Yen Cross Thu, 09/07/2017 - 23:49 Permalink

  The fed needs to start cranking back the balance sheet and rates will take care of themselves.  Otherwise any rate increases are just short lived, as bonds get front run, and purchased after the rate hike. Until the money suppy is tighened to a point that induces fiscal responsibility with companies and traders, these trivial rate increases are meaningless.  This is the same fucking trade that happened last Summer.  Borrow $usd to buy euros to buy strengthening Yuan. [ hedge euro vs $usd with calls to offset currency depreciation] 

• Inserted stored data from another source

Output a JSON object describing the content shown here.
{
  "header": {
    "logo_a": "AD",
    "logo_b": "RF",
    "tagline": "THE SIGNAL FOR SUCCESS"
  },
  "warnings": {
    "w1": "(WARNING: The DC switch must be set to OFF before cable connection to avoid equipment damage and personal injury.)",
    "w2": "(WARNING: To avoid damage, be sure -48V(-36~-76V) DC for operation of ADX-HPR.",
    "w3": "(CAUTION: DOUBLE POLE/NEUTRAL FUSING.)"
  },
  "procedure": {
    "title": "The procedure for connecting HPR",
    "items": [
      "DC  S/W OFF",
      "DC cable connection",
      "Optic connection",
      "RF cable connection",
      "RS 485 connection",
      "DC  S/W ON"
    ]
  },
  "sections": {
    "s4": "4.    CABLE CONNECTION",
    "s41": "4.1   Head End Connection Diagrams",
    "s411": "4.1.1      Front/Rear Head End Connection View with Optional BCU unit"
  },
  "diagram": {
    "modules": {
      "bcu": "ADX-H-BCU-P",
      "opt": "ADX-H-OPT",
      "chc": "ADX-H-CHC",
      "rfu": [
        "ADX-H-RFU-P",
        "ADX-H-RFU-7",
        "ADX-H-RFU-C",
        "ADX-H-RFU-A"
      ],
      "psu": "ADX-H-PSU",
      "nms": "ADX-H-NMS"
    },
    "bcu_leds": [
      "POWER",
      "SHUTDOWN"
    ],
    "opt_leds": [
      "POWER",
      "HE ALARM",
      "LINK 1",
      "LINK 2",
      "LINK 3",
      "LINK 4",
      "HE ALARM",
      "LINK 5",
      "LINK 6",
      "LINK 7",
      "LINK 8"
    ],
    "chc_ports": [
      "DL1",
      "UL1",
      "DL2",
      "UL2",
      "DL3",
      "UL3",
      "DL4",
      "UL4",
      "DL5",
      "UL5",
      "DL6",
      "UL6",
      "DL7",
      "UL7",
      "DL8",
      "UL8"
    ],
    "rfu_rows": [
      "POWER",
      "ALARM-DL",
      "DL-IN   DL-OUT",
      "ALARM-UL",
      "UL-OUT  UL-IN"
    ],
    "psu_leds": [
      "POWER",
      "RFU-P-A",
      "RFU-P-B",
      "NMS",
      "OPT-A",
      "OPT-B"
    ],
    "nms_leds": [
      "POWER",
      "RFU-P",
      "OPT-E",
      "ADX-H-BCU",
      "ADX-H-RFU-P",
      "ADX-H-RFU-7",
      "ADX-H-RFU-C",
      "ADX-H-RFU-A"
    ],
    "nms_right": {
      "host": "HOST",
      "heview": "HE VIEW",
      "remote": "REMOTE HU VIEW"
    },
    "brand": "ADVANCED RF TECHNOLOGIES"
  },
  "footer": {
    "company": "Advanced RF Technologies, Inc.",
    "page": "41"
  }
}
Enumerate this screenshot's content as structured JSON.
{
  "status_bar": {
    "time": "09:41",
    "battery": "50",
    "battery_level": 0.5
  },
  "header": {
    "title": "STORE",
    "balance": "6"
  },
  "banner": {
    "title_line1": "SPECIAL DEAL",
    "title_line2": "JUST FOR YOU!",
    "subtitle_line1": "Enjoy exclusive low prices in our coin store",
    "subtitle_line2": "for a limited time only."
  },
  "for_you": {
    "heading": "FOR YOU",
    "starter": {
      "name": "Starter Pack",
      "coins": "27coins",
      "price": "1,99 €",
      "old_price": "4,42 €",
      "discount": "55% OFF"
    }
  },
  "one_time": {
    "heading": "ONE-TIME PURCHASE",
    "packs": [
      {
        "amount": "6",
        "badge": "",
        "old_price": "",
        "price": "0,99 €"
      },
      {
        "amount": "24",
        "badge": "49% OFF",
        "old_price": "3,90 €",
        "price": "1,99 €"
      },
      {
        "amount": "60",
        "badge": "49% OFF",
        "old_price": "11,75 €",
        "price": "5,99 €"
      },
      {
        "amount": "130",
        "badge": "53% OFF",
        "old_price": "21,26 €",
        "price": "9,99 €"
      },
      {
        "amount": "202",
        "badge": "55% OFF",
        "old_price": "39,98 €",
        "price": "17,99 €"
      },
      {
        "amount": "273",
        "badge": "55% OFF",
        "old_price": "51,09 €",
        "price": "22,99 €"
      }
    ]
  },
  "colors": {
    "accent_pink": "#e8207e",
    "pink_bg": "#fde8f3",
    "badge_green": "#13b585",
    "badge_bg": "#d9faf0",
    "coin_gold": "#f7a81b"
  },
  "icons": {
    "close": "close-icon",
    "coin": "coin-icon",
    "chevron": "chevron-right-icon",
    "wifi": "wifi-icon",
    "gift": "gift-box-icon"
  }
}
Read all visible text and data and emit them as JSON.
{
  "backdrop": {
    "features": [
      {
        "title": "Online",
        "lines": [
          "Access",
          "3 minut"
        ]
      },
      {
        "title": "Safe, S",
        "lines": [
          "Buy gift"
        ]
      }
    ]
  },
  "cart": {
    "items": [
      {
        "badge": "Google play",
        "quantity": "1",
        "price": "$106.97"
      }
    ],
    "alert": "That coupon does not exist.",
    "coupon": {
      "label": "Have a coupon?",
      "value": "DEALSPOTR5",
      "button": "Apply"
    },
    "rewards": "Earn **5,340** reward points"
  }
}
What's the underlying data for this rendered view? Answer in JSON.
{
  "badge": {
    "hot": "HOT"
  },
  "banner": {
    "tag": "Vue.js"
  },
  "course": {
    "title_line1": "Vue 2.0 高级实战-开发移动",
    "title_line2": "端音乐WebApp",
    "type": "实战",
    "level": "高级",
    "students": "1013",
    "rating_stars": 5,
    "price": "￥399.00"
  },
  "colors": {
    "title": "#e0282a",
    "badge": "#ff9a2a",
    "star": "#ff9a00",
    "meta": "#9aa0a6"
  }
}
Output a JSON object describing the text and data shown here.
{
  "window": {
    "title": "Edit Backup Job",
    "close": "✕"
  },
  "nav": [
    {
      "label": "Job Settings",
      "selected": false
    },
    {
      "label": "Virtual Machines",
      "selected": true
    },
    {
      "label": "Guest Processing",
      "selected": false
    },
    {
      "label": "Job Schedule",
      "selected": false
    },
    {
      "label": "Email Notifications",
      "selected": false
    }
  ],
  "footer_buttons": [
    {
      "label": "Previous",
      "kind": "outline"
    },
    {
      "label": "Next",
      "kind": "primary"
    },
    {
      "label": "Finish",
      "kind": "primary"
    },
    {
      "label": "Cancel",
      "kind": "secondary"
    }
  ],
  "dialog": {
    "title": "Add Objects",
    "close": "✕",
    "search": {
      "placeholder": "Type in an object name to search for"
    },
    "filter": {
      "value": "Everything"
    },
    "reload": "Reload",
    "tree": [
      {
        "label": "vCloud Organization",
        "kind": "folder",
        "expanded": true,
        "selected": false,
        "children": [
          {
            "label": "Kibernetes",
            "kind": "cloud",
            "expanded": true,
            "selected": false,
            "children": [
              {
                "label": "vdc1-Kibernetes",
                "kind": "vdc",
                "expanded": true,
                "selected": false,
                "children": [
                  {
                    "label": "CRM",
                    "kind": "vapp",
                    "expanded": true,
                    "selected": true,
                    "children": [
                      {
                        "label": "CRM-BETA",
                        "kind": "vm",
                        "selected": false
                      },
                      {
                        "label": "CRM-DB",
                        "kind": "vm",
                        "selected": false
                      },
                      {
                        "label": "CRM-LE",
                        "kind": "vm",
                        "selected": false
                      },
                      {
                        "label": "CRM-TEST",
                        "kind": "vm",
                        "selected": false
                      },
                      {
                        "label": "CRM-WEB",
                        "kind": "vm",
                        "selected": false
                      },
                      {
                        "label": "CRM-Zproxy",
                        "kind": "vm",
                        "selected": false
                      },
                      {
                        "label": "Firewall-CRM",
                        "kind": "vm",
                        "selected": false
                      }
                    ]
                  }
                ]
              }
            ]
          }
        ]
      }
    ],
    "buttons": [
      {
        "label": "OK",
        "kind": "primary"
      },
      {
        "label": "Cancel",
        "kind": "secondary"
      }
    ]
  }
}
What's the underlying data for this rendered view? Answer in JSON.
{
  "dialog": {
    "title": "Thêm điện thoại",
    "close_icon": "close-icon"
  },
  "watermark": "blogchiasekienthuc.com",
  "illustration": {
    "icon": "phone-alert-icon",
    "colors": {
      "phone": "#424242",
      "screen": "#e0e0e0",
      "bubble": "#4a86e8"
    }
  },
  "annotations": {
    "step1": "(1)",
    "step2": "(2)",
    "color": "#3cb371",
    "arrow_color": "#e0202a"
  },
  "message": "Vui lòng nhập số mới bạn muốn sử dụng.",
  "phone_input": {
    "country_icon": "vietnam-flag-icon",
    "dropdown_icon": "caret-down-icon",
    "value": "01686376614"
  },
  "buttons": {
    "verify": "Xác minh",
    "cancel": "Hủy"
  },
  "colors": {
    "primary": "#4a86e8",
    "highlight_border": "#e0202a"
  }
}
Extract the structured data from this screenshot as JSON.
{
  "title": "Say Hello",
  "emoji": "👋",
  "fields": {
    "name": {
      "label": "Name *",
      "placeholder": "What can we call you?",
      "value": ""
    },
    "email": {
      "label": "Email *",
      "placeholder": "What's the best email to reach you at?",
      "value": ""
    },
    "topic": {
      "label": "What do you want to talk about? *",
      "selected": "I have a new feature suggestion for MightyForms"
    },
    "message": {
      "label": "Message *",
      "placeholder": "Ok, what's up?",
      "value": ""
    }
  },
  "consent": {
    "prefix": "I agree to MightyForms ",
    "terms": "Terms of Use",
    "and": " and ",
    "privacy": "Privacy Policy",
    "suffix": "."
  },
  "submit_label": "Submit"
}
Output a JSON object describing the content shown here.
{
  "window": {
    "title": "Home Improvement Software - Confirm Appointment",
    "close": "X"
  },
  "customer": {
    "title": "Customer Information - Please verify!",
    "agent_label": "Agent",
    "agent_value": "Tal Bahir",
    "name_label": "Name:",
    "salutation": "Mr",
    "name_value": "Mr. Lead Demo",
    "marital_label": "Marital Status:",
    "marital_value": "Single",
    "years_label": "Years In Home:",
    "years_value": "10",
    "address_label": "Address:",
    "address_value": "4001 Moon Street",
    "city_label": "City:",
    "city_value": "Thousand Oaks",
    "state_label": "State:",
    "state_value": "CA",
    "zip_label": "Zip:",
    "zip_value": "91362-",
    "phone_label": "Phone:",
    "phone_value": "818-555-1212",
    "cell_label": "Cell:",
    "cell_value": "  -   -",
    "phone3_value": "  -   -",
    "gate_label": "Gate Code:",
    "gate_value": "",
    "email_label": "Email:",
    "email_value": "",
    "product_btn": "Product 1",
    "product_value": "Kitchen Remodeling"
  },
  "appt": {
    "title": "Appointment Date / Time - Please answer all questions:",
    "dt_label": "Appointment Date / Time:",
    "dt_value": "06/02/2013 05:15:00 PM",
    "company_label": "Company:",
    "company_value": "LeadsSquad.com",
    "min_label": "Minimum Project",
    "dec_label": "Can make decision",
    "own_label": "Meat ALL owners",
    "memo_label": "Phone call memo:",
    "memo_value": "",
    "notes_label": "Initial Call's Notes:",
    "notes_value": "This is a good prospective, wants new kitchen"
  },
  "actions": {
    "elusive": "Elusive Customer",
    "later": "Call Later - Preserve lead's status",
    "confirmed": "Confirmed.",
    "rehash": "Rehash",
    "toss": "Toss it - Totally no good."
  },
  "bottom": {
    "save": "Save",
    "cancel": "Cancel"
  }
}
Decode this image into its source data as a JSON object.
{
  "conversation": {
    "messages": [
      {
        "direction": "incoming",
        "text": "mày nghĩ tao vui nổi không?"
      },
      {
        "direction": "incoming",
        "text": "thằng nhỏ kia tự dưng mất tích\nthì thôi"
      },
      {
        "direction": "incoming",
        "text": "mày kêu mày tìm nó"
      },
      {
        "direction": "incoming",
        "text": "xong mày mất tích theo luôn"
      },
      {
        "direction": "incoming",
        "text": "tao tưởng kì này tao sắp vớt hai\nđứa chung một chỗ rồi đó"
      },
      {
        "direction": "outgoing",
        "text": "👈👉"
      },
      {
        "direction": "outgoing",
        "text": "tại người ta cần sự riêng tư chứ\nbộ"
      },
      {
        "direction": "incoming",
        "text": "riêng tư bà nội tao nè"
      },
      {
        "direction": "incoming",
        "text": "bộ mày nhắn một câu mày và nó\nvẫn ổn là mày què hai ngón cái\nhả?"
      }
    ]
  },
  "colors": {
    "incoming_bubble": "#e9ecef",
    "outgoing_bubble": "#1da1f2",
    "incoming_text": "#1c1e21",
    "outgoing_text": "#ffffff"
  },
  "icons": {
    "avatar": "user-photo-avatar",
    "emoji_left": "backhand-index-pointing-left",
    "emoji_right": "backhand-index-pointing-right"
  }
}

Yen Cross xrxs Thu, 09/07/2017 - 23:56 Permalink

  I agree that's not a good idea, and don't think it will happen. FWIW- China doesn't have a debt ceiling, and is also $11trillion deeper in debt than the U.S.  if people want to track Chinese productivity, just look at their industrial energy usage charts.

In reply to by xrxs

janus Yen Cross Fri, 09/08/2017 - 00:31 Permalink

do you think china will soon depeg the rmb?do you think there willl be a massive deval of the yuan in the near future?i agree with you (i think).  this looks more technical than serious forexer actually believes we'll stick to a debt-ceiling, in that no serious anybody actually believes we'll stick to a debt-ceiling.  that shit is for maw & paw in omaha who want to feel certain uncle sam is balancing his, anyway, is this the market signaling confidence in mid-to-long-tem yuan strengthing?  or just a cycling through of pair-traded hedges?janus

In reply to by Yen Cross

Yen Cross janus Fri, 09/08/2017 - 01:29 Permalink

 I don't think there's going to be a deval. I also think people always seem to jump on trades too fa through the move and get burnt.  This is a capitulation trade in the $usd, and traders are using weather and some politics to manipulate it even lower. Just like most trends, they tend to overshoot.

In reply to by janus

wisehiney Thu, 09/07/2017 - 23:50 Permalink

Will there be the same paper sell off of all tangibles that there was last time?I have my doubts.You fuckers seem a mite more awake this time.Meet me on the other side fellers.